HMRC’s rules governing refunds of excess contributions and benefit accrual have been limited in scope since A-Day. The circumstances in which excess contributions can be refunded are restricted to payments made in the initial cancellation period of a personal pension (short service options are available in the occupational pension world), when personal contributions exceed UK relevant earnings, or when contributions have been made in ‘genuine error’.
None of these circumstances cover contributions which have exceeded the annual allowance. You might expect the genuine error rules to cover situations where an individual has paid a contribution of more than their available annual allowance by mistake, but that’s not what they’re designed to cover. Genuine error rules are meant to cover situations where things happen which are beyond a saver’s control, so for example when they give an instruction to their bank to stop or reduce contributions and that instruction isn’t acted upon.
My question is – should the pension rules be updated to allow refunds to be made when savers exceed the annual allowance?
If you look at the equivalent position in the ISA world, subscriptions paid which exceed one of the annual limits generally MUST be refunded. There isn’t any choice in the matter.

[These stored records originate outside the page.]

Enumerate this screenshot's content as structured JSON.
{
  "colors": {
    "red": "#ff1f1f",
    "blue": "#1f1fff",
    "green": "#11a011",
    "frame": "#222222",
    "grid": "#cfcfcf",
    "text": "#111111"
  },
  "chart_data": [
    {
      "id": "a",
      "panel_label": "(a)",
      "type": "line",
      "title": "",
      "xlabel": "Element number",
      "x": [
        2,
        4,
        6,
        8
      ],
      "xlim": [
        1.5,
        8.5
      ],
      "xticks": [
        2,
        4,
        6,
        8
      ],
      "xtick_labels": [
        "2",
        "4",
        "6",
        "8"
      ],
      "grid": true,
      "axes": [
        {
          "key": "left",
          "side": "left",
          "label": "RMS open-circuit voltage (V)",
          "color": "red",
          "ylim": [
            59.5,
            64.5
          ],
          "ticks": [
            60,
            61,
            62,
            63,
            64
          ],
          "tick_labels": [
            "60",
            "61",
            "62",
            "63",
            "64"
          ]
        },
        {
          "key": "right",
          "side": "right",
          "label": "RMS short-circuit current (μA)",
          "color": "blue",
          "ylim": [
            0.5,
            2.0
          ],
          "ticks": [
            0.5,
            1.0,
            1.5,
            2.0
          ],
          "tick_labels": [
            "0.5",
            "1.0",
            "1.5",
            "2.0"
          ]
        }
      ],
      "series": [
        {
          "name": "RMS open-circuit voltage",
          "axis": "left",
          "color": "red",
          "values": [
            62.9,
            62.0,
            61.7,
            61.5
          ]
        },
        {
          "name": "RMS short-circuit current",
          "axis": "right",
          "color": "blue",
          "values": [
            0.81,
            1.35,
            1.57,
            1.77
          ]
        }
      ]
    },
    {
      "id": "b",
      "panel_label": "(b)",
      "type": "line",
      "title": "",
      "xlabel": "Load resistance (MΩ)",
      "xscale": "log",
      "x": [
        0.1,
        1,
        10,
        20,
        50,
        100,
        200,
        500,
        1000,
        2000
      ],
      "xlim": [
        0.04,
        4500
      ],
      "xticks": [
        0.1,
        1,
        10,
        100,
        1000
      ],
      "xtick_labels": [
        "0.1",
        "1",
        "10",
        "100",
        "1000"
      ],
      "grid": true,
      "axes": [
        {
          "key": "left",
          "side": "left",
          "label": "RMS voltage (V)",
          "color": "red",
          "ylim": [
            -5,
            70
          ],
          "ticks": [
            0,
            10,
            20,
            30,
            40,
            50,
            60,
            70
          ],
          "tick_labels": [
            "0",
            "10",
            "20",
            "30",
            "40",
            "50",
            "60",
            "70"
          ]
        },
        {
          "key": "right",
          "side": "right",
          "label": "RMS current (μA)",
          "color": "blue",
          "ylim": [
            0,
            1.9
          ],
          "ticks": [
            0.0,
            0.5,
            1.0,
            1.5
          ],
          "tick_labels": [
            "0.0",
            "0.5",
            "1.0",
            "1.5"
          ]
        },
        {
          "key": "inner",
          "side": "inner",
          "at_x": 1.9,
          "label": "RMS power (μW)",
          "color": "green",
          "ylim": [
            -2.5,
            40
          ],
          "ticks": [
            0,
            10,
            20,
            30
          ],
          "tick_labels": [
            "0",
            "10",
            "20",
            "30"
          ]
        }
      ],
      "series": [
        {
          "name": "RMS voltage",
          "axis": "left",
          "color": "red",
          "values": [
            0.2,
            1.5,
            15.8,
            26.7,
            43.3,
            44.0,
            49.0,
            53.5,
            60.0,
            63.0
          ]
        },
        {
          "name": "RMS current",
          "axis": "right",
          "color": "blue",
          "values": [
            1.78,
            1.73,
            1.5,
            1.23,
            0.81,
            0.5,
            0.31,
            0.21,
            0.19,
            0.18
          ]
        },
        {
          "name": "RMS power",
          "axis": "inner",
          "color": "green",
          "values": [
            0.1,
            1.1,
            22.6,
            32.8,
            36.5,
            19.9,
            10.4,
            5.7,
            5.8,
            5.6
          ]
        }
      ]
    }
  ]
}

If you consider the time at which the rules regarding contribution refunds were written, you’re talking about a time when the annual limit was £215,000 (and due to rise) and only a few hundred people were exceeding the allowance each year. More than a decade later we’re talking about tens of thousands of people being affected by the annual allowance, and the annual contribution limit for some will have fallen from a peak of £255,000 to £4,000.
The massive issues we’re seeing with annual allowance charges in the defined benefit world are in the process of being tackled by the introduction of additional flexibility over the accrual of benefits.
Equivalent measures may help in the DC world, but they won’t solve the problem of savers exceeding allowances because of lack of awareness, or just because the rules are too complex for many to understand these days.
The option of scheme pays – the payment of the annual allowance charge from the pension scheme – will be available in some cases. But it is only compulsory for schemes to offer this where the full, £40,000 annual allowance is exceeded – not much help for those affected by the MPAA. Many will also feel that scheme pays isn’t particularly equitable given that it leaves non-tax-relieved funds in a pension, which are then likely to be subject to income tax when ultimately withdrawn.
Taking that into account, perhaps it’s time for HMRC to revisit its rules on contribution refunds and introduce a little more flexibility, freedom and choice around how savers can get themselves out of an annual allowance pickle.